Catholics here have been abuzz about Bishop Morlino’s letter, posted on the diocesan website, to parishioners at St Mary’s in Platteville who revolted against their priests, resulting now in the closing of the parish school which is now in financial straits. The priests belong to the traditional Secular Institute, the Society of Jesus Christ the Priest, and I know them to be good priests. Fr Z explains the story. Bishop Morlino’s letter is, to me, truly kind. It is also notably brave.
I attended 11am Mass yesterday morning at St Paul’s University Catholic Center on the UW Madison campus, where Bishop Morlino had been invited quite some time back to celebrate Mass for the students on Good Shepherd Sunday, which was also the World Day of Prayer for Vocations. Fr Nielsen, well known to be the most eager promoter of marriage, humorously explained he’d told the bishop, “too many of our young men are getting engaged! We need more of them to go into the seminary!”
The bishop’s homily was not about the priests in Platteville! They were not mentioned. It was about vocations, the need for good shepherds, and an absolutely beautiful reflection on what the prayers of the Mass for the day tells us about what kind of shepherd Jesus is, and therefore what kind of priest shepherds we need. This homily would have been a hit on the blogs if there was a video of it, because it was just so beautiful.
First of all, Bishop Morlino said, the Greek word Jesus uses for “good” when he calls himself the Good Shepherd isn’t the usual word for good, but an entirely different one that is most commonly translated as beautiful; it means superbly good, good from every perspective. Jesus is the Beautiful Shepherd.
He pointed out next the Collect: “Almighty ever-living God, lead us to a share in the joys of heaven, so that the humble flock may reach where the brave Shepherd has gone before.” Jesus is the BRAVE Shepherd who lays down his life for his sheep. Bishop Morlino he spoke of the courage good priests MUST have, especially today, to say things that are very politically incorrect, knowing they will be attacked for it.
Finally, he quoted the Prayer after Communion: “Look upon your flock, kind Shepherd, and be pleased to settle in eternal pastures the sheep you have redeemed by the Precious Blood of your Son.” Jesus is the kind shepherd! Kindness is not just “niceness”, it is far better than that.
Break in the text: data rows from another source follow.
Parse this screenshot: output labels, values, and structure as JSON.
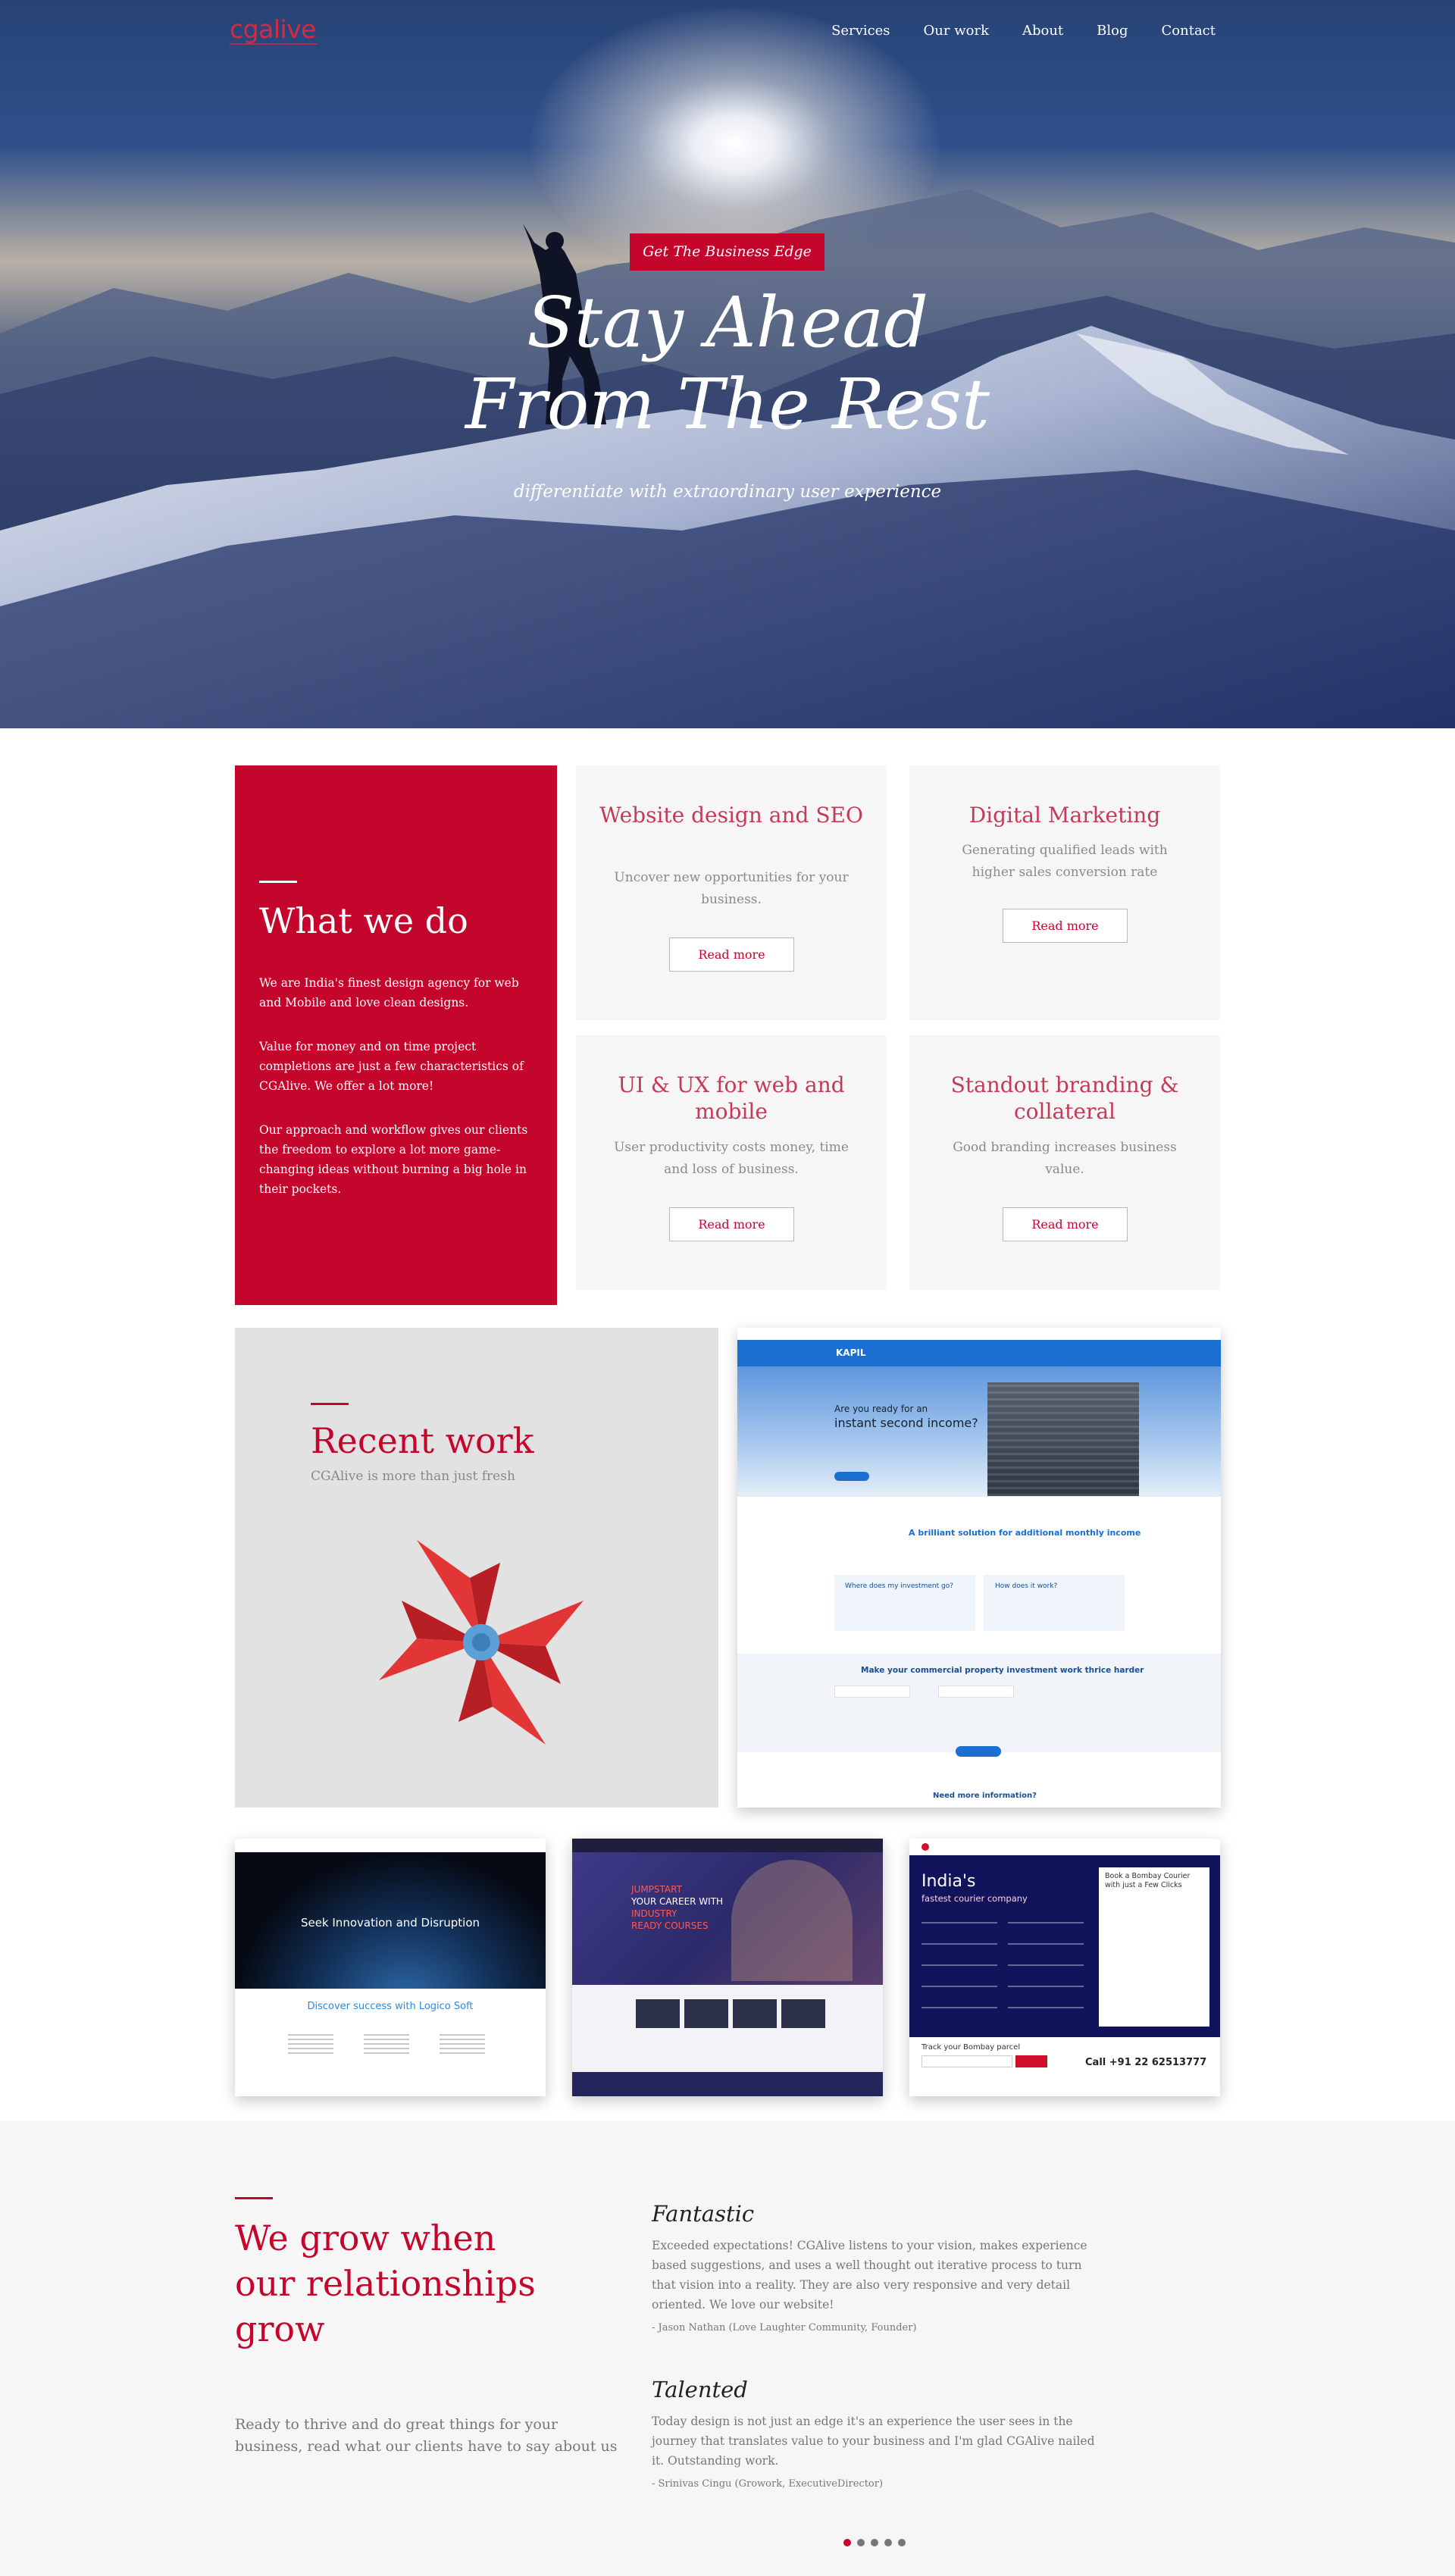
{
  "header": {
    "logo": "cgalive",
    "nav": [
      "Services",
      "Our work",
      "About",
      "Blog",
      "Contact"
    ]
  },
  "hero": {
    "badge": "Get The Business Edge",
    "headline_line1": "Stay Ahead",
    "headline_line2": "From The Rest",
    "subline": "differentiate with extraordinary user experience"
  },
  "what_we_do": {
    "title": "What we do",
    "paragraphs": [
      "We are India's finest design agency for web and Mobile and love clean designs.",
      "Value for money and on time project completions are just a few characteristics of CGAlive. We offer a lot more!",
      "Our approach and workflow gives our clients the freedom to explore a lot more game-changing ideas without burning a big hole in their pockets."
    ]
  },
  "services": [
    {
      "title": "Website design and SEO",
      "text": "Uncover new opportunities for your business.",
      "button": "Read more"
    },
    {
      "title": "Digital Marketing",
      "text": "Generating qualified leads with higher sales conversion rate",
      "button": "Read more"
    },
    {
      "title": "UI & UX for web and mobile",
      "text": "User productivity costs money, time and loss of business.",
      "button": "Read more"
    },
    {
      "title": "Standout branding & collateral",
      "text": "Good branding increases business value.",
      "button": "Read more"
    }
  ],
  "recent_work": {
    "title": "Recent work",
    "subtitle": "CGAlive is more than just fresh",
    "kapil": {
      "brand": "KAPIL",
      "q1": "Are you ready for an",
      "q2": "instant second income?",
      "solution": "A brilliant solution for additional monthly income",
      "card1": "Where does my investment go?",
      "card2": "How does it work?",
      "commercial": "Make your commercial property investment work thrice harder",
      "more": "Need more information?"
    },
    "logico": {
      "hero": "Seek Innovation and Disruption",
      "discover": "Discover success with Logico Soft"
    },
    "jump": {
      "line1": "JUMPSTART",
      "line2": "YOUR CAREER WITH",
      "line3": "INDUSTRY",
      "line4": "READY COURSES"
    },
    "courier": {
      "title": "India's",
      "subtitle": "fastest courier company",
      "book": "Book a Bombay Courier with just a Few Clicks",
      "track": "Track your Bombay parcel",
      "call": "Call +91 22 62513777"
    }
  },
  "testimonials": {
    "title": "We grow when our relationships grow",
    "intro": "Ready to thrive and do great things for your business, read what our clients have to say about us",
    "quotes": [
      {
        "heading": "Fantastic",
        "text": "Exceeded expectations! CGAlive listens to your vision, makes experience based suggestions, and uses a well thought out iterative process to turn that vision into a reality. They are also very responsive and very detail oriented. We love our website!",
        "author": "- Jason Nathan (Love Laughter Community, Founder)"
      },
      {
        "heading": "Talented",
        "text": "Today design is not just an edge it's an experience the user sees in the journey that translates value to your business and I'm glad CGAlive nailed it. Outstanding work.",
        "author": "- Srinivas Cingu (Growork, ExecutiveDirector)"
      }
    ],
    "active_slide": 1,
    "slide_count": 5
  },
  "colors": {
    "brand": "#c4052c",
    "panel": "#f6f6f6"
  }
}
[Update: Bishop Morlino’s Madison Catholic Herald column for the week takes up this same theme]
At the end of Mass, after Fr Nielsen testified to us that although he and Fr Sternberg (who was emcee) do all they can, they have to leave a lot of work undone and the need for priests is very great. He thanked the bishop, who then said that Archbishop Listecki had been at the Bishop O’Connor Center (the chancery) this past week giving some talks to Bishop Morlino and his staff, I think on the New Evangeliztion, and the Archbishop joked that Bishop Morlino is poaching vocations from other dioceses. Although I do not at all think Bishop Morlino has gone looking for that, the Archbishop was pointing to something true. Priests want to serve under a bishop who will support them when they shepherd in a way that is beautiful, BRAVE, and kind, and Bishop Morlino does have men coming to him even from elsewhere because they see he is a good shepherd to his diocese. I hope and pray that some of those young men present yesterday will hear the call and follow it.
Update: Syte Reitz, a fellow Cathedral Parish parishioner and blogger, has some analysis and comment on the St Mary’s Platteville situation, and the decidedly inadequate and misleading Wisconsin State Journal article about it. Syte writes, “[T]he liberal 40% of the parish is holding the rest of the parish hostage, demanding the removal of two priests as ransom, before they return giving to the previous level and prevent the closing of the school. This was not covered adequately by the WSJ article.”
I think Bishop Morlino is making an enormously great decision standing behind his priests. I also think that reminding lay people that they, too, can incur canonical censure for their behavior, is taking the laity seriously.